Most importantly, we strongly urge that the Board of Trustees allow the University of Arizona to remain a member of the Council. Expelling it for this is unwarranted under the existing rules and sends a terrible message to law schools about experimentation in the admissions process. Also, as deans at ABA accredited law schools and members of the LSAC Council, we urge the LSAC Board of Trustees to modify the provision of LSAC Bylaws Article I, Section 1, which “requires that substantially all of its applicants for admission” take the LSAT. The rule should be changed to allow experimentation with alternative tests.
If the LSAC Board of Trustees goes forward with its threat to remove the University of Arizona Law as a member, we hereby invoke the authority under the By-Laws to request a special meeting of members of the Council. The By-Laws require that this be set and noticed 10 days after the action of the Board of Trustees. Article I, Section 7.
This is a matter of great importance to us as law school deans. We appreciate the LSAC’s consideration of our views.
David Yellen (Dean, Loyola-Chicago), Should LSAC and the ABA Demand Fealty to the LSAT (Or Any Other Test)?:
There are many problems with LSAC's threat against Arizona, but I will simply mention three:
- I am no antitrust expert, but this rule sure smells bad.
- Why has LSAC not previously enforced this rule against schools that obtained LSAT waivers from the ABA, or admitted students from their own institutions without LSAT scores under the now-defunct "10% Rule"?
- I cannot think of a rationalization for this rule that is in the interests of legal education and the law schools that make up the membership of LSAC.
Wall Street Journal, Law Deans Unite to Support Arizona Law’s GRE Acceptance:
An LSAC spokeswoman took issue with the deans’ letter. In a comment Wednesday to Law Blog, spokeswoman Wendy Margolis said, “We have received the letter, but want to emphasize that our inquiry to the University of Arizona Law School was a request for clarification on the law school’s new policy, which we had only learned about through media reports. To characterize this as a ‘threat’ is unfortunate.”
She added that LSAC’s board plans to discuss the issue Friday at its regular meeting and that “We can assure our members, and everyone in the law school community, that we are taking all perspectives into account as we consider these issues.”
If the LSAT-maker moves forward with its plan to boot Arizona Law, the deans say they plan to request a special meeting of members of the council, as allowed under the organization’s bylaws.
Above the Law, Law School Deans Fight Back Against The Tyranny Of The LSAT:
When 148 law school deans all come together to say something, you’d better listen — especially if you administer the Law School Admission Test. ... There are lots of reasons to be opposed to the way the LSAT is administered, particularly when compared with the GRE: it is still on paper, inconveniently scheduled, and has little motivation to change with the times.
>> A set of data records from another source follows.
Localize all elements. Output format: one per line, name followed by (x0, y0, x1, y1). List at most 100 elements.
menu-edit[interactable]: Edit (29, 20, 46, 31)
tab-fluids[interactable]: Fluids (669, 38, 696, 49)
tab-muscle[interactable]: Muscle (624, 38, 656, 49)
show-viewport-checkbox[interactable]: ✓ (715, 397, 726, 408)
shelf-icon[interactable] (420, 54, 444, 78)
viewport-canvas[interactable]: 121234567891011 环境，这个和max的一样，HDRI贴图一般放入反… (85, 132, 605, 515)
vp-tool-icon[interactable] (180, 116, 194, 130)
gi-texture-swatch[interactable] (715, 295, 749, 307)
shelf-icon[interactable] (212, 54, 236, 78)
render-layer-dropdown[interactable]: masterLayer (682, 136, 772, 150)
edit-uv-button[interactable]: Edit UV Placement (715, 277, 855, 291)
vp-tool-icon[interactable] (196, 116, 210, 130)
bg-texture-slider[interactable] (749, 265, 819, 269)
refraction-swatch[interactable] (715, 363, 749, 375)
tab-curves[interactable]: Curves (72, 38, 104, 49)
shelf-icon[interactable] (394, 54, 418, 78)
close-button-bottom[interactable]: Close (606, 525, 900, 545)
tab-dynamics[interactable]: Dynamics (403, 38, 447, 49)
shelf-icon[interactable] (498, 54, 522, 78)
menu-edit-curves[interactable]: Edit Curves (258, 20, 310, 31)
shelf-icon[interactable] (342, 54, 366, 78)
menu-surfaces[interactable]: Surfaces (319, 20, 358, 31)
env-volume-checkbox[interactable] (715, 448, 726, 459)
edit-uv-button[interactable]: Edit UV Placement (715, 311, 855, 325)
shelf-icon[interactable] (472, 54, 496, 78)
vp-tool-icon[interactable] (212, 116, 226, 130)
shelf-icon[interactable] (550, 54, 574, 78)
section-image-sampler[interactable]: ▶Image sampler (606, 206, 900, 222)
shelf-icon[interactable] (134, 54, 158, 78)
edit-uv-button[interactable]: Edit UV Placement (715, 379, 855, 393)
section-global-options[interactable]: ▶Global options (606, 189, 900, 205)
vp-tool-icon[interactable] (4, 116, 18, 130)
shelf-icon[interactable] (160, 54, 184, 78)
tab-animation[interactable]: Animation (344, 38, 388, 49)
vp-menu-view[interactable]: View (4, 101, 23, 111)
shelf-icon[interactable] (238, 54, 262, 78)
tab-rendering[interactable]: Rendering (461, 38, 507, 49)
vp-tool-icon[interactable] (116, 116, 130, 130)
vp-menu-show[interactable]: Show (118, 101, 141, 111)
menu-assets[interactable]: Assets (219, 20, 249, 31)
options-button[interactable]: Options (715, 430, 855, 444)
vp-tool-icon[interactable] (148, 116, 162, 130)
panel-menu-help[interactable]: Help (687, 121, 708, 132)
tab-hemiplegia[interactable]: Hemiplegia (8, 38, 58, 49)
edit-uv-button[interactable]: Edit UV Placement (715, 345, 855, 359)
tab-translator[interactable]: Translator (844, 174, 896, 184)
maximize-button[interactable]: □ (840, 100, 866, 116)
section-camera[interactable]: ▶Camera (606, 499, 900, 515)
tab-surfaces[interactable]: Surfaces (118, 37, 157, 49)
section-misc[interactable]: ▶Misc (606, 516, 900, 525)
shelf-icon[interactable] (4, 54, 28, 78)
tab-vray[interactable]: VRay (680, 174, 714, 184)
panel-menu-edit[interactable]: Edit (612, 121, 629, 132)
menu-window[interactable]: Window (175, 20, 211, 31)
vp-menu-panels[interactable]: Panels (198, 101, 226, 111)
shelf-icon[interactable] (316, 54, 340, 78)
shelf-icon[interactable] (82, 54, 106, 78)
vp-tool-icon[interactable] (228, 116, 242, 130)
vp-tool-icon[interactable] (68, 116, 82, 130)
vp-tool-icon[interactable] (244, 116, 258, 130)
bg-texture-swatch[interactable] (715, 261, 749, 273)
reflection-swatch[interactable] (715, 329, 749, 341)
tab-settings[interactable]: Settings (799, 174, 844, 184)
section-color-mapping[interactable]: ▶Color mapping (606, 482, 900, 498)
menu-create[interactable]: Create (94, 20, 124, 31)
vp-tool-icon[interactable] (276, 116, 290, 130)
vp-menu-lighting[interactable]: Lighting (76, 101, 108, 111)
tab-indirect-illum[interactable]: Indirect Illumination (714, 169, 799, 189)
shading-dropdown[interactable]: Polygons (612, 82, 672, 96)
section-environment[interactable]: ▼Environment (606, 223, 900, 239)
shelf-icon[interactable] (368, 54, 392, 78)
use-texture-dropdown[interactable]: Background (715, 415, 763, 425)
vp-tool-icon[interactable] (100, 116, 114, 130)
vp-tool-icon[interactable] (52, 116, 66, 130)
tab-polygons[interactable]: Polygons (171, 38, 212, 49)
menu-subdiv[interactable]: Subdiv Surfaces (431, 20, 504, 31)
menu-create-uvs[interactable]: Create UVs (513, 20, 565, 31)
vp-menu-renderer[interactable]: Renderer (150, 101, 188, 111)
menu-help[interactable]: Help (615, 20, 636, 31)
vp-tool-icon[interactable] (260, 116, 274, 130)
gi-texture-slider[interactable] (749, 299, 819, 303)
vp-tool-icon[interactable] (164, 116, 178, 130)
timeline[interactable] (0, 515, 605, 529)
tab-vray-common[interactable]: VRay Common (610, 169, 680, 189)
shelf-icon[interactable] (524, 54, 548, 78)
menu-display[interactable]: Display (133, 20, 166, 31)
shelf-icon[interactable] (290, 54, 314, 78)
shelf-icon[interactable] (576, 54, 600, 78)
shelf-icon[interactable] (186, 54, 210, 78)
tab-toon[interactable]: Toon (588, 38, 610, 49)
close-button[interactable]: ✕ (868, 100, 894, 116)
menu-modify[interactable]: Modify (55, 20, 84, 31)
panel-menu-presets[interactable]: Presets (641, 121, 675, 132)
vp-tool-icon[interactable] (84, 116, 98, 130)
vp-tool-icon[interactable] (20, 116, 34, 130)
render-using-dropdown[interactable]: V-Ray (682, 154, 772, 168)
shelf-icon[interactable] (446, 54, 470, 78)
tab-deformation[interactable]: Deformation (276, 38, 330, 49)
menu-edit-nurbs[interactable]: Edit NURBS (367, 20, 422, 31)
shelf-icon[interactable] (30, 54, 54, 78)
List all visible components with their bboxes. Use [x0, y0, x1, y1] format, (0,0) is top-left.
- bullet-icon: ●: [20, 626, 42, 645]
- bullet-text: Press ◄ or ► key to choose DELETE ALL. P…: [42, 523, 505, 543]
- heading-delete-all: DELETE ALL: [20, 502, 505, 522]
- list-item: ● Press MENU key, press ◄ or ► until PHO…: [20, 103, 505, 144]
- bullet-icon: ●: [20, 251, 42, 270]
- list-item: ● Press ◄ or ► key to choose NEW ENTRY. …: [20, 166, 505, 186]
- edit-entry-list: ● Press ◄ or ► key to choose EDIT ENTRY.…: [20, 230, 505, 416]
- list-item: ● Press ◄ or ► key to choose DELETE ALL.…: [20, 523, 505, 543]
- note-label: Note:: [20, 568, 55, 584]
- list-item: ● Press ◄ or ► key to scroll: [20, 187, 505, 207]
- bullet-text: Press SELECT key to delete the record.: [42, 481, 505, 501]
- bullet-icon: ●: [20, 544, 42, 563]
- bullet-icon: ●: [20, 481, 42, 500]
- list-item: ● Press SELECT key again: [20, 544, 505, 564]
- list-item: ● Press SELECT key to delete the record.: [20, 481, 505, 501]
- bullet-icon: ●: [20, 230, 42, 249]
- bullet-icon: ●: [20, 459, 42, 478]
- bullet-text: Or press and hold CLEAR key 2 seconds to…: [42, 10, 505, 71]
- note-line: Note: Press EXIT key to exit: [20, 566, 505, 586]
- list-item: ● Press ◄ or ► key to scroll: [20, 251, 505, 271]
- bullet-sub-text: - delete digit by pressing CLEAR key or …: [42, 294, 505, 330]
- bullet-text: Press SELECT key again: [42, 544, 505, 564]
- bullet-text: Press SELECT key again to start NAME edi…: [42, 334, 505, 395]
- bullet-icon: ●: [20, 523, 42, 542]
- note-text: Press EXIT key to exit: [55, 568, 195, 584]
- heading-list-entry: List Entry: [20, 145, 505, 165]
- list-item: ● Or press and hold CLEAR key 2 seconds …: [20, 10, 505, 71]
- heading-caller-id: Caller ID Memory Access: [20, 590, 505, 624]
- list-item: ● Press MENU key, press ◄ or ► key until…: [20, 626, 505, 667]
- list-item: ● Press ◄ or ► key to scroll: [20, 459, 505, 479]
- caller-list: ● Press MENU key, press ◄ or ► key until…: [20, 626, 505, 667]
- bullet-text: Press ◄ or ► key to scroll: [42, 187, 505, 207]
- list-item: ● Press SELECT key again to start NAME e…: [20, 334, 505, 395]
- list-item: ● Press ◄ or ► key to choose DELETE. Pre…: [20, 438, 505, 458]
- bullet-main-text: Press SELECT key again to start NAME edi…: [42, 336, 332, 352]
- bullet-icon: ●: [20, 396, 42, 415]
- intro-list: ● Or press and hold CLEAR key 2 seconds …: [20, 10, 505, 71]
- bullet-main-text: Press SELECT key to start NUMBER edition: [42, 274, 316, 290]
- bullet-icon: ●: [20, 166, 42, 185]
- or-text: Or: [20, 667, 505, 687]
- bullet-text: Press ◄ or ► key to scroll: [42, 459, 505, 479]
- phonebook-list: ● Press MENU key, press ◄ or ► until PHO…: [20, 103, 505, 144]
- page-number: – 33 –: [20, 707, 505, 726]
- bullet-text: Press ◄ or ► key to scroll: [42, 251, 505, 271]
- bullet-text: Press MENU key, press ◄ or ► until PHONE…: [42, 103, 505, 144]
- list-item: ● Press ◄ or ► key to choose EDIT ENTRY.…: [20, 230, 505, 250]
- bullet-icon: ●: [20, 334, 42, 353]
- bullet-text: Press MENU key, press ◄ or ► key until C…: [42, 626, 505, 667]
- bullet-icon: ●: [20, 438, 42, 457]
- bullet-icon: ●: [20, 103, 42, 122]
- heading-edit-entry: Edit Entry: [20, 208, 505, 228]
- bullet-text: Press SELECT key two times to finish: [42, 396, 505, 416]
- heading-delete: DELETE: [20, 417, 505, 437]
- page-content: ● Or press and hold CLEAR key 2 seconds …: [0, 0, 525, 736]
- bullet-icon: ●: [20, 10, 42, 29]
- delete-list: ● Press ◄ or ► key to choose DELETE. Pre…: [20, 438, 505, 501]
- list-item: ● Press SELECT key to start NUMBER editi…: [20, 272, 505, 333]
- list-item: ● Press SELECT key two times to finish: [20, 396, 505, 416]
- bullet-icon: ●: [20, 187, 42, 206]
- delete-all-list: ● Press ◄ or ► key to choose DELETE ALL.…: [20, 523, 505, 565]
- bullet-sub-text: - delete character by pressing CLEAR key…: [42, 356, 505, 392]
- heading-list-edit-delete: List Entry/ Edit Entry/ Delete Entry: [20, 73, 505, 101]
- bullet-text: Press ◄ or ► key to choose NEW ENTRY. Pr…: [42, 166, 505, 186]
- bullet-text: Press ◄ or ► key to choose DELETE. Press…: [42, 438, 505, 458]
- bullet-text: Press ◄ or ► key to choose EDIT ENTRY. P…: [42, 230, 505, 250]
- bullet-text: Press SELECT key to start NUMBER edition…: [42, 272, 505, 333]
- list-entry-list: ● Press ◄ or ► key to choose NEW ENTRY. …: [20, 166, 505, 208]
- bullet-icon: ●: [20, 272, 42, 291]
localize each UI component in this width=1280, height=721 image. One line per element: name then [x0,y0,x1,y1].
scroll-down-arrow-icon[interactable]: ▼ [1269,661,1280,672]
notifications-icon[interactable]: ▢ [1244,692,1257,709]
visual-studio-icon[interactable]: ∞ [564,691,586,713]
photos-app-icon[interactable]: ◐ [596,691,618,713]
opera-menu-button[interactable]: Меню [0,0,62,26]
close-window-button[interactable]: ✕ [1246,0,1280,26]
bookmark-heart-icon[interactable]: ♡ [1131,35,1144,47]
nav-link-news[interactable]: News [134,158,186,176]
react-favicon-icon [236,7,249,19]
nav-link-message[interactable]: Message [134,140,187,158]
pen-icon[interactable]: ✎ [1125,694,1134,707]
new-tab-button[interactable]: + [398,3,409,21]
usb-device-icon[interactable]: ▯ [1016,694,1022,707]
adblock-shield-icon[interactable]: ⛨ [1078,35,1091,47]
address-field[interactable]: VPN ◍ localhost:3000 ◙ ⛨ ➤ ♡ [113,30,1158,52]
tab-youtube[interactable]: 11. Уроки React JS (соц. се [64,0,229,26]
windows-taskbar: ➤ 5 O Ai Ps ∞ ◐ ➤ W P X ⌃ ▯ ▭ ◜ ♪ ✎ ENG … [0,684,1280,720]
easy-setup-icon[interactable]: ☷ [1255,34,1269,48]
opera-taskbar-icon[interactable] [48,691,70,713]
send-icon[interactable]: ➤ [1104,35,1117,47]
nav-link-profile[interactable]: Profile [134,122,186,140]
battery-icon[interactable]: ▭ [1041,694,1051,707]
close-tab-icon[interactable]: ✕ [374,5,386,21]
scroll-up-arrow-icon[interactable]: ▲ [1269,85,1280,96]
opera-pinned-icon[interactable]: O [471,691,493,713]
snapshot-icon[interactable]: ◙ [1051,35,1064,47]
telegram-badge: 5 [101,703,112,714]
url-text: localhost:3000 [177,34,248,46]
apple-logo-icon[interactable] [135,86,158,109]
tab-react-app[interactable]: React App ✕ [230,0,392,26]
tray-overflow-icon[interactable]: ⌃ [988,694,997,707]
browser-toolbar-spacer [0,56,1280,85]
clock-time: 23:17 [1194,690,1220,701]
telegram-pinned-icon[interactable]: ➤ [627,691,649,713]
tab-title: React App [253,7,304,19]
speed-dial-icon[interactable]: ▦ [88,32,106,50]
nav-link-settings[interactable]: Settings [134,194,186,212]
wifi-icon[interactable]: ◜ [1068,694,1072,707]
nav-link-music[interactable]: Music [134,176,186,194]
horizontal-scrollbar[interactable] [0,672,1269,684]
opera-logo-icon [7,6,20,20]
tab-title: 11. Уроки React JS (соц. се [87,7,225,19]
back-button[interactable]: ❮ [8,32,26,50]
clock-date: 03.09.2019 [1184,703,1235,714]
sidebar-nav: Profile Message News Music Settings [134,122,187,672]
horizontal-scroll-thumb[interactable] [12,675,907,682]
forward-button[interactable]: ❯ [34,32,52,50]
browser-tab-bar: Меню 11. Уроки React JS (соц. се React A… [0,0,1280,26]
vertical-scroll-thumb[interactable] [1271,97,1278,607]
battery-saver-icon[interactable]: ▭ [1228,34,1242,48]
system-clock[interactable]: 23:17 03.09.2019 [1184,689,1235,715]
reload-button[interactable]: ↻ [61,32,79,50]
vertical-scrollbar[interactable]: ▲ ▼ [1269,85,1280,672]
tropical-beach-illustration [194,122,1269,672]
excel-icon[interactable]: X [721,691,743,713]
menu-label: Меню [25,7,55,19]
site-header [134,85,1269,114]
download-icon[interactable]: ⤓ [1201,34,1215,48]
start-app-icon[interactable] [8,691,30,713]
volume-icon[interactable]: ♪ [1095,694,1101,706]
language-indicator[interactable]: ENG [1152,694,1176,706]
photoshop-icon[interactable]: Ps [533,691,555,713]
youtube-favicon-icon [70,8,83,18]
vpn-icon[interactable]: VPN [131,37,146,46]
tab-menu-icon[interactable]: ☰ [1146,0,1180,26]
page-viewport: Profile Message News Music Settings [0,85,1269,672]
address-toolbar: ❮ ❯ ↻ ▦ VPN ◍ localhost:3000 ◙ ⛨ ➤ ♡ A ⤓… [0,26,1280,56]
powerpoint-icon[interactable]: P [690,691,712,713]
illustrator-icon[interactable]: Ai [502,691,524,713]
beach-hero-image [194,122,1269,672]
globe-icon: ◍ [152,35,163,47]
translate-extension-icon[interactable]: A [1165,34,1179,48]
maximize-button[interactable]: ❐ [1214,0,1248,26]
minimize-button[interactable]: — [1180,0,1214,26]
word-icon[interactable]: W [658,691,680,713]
LSAC has managed to consolidate quite a bit of power in the law school admissions game, and they are not looking to share that anytime soon. ...
I understand the deans’ reaction to the heavy-handed way LSAC handled the situation, but I think it is important to consider the repercussions on the legal industry. ...
Opening up law school to students who are not motivated to take the LSAT opens up the number of students who may unwittingly sign up for three years of staggering debt against the backdrop of a wilting job market. Or students who are not prepared for the academic rigor of law school. Being a lawyer is a crappy “back up plan” for a career. It costs too much, there aren’t enough jobs to go around, and the industry is overdue for fundamental changes to its business model. If you really want to be a lawyer, even knowing all this, then godspeed, I truly wish you the best. But if you are considering it because you are floundering at life, and what the hell you already took the GRE in case you wanted to apply to a PhD program in experimental theater design, then do not go. It isn’t a good idea. Making it easier for undecided or unmotivated students to go to law school because, eh, what the hell, isn’t good for the long-term health of the profession.
Which, of course, doesn’t mean schools should blindly follow the lead of LSAC. If this whole scuffle leads to some honest conversations about the law school process and what is best for law schools, law students, and the profession as a whole, then maybe it is for the best.